# rtdl

**Repository Path**: Python_Ai_Road/rtdl

## Basic Information

- **Project Name**: rtdl
- **Description**: No description available
- **Primary Language**: Unknown
- **License**: Apache-2.0
- **Default Branch**: main
- **Homepage**: None
- **GVP Project**: No

## Statistics

- **Stars**: 0
- **Forks**: 0
- **Created**: 2022-01-15
- **Last Updated**: 2022-01-24

## Categories & Tags

**Categories**: Uncategorized

**Tags**: None

## README

# Revisiting Tabular Deep Learning<!-- omit in toc -->
This repository contains:
- the official implementation of the paper "Revisiting Deep Learning Models for Tabular Data" ([link](https://arxiv.org/abs/2106.11959))
- [`rtdl`](https://yandex-research.github.io/rtdl) (**R**evisiting **T**abular **D**eep **L**earning):
  - It is a PyTorch-based package that provides a user-friendly API for the main models (FT-Transformer, ResNet, MLP) used in the paper
  - It can be used by practitioners looking for Deep Learning models for tabular data
  - It can serve as a source of baselines for researchers (**excluding FT-Transformer**, see the warning below)
  - See the [website](https://yandex-research.github.io/rtdl) for more details

**Warning**: if you are a *researcher* (not a practitioner) and plan to use the
FT-Transformer model as a baseline in your paper, please, use the implementation that
was used in the original paper: [ft_transformer.py](bin/ft_transformer.py).

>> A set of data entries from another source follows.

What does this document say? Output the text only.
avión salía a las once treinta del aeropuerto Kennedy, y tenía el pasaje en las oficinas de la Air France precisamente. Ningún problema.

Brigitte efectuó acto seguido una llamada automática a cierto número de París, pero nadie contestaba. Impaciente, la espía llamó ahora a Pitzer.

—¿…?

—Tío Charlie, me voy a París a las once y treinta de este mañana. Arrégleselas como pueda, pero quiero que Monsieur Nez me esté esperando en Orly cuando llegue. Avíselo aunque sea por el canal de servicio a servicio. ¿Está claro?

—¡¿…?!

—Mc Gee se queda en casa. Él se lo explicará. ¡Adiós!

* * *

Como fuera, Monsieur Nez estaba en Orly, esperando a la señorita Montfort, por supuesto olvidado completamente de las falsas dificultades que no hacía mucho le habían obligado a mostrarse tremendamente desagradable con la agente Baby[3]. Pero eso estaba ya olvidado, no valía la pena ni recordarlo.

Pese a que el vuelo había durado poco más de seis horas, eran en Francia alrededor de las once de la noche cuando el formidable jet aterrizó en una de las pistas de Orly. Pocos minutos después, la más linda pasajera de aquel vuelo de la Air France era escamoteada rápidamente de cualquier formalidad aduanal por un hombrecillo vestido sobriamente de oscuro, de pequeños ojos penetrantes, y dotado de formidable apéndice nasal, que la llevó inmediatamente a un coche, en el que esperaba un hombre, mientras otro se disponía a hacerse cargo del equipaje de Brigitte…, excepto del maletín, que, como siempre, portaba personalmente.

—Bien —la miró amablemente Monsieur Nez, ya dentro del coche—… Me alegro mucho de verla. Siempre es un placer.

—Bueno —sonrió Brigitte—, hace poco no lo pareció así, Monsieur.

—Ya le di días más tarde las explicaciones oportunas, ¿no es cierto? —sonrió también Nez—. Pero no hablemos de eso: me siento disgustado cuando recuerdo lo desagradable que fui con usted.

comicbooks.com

**The rest of this document is dedicated to the implementation of the paper.**

---

*Note that the paper reports results based on **thousands** of experiments, so there can be rough edges in the implementation. Feel free to open [issues](https://github.com/yandex-research/rtdl/issues) and ask questions in [discussions](https://github.com/yandex-research/rtdl/discussions).*

- [1. The main results](#1-the-main-results)
- [2. Overview](#2-overview)
- [3. Setup the environment](#3-setup-the-environment)
  - [3.1. PyTorch environment](#31-pytorch-environment)
  - [3.2. TensorFlow environment](#32-tensorflow-environment)
  - [3.3. Data](#33-data)
- [4. Tutorial (how to reproduce results)](#4-tutorial-how-to-reproduce-results)
  - [4.1. Check the environment](#41-check-the-environment)
  - [4.2. Tuning](#42-tuning)
  - [4.3. Evaluation](#43-evaluation)
  - [4.4. Ensembling](#44-ensembling)
  - [4.5. "Visualize" results](#45-visualize-results)
  - [4.6. What about other models and datasets?](#46-what-about-other-models-and-datasets)
- [5. How to work with the repository](#5-how-to-work-with-the-repository)
  - [5.1. How to run scripts](#51-how-to-run-scripts)
  - [5.2. `stats.json` and other results](#52-statsjson-and-other-results)
  - [5.3. Conclusion](#53-conclusion)
- [6. How to cite](#6-how-to-cite)

## 1. The main results
The tables from the main text (with extra details) can be found in [this notebook](bin/report.ipynb).

## 2. Overview
The code is organized as follows:
- `bin`:
  - training code for all the models
  - `ensemble.py` performs ensembling
  - `tune.py` tunes models
  - `report.ipynb` summarizes all the results
  - code for the section "When FT-Transformer is better than ResNet?" of the paper:
    - `analysis_gbdt_vs_nn.py` runs the experiments
    - `create_synthetic_data_plots.py` builds plots
- `lib` contains common tools used by programs in `bin`
- `output` contains configuration files (inputs for programs in `bin`) and results (metrics, tuned configurations, etc.)
- the remaining files and directories are mostly related to the `rtdl` package and can be ignored

The results are represented with numerous JSON files that are scatterd all over the
`output` directory. Check `bin/report.ipynb` to see how the results can be summarized.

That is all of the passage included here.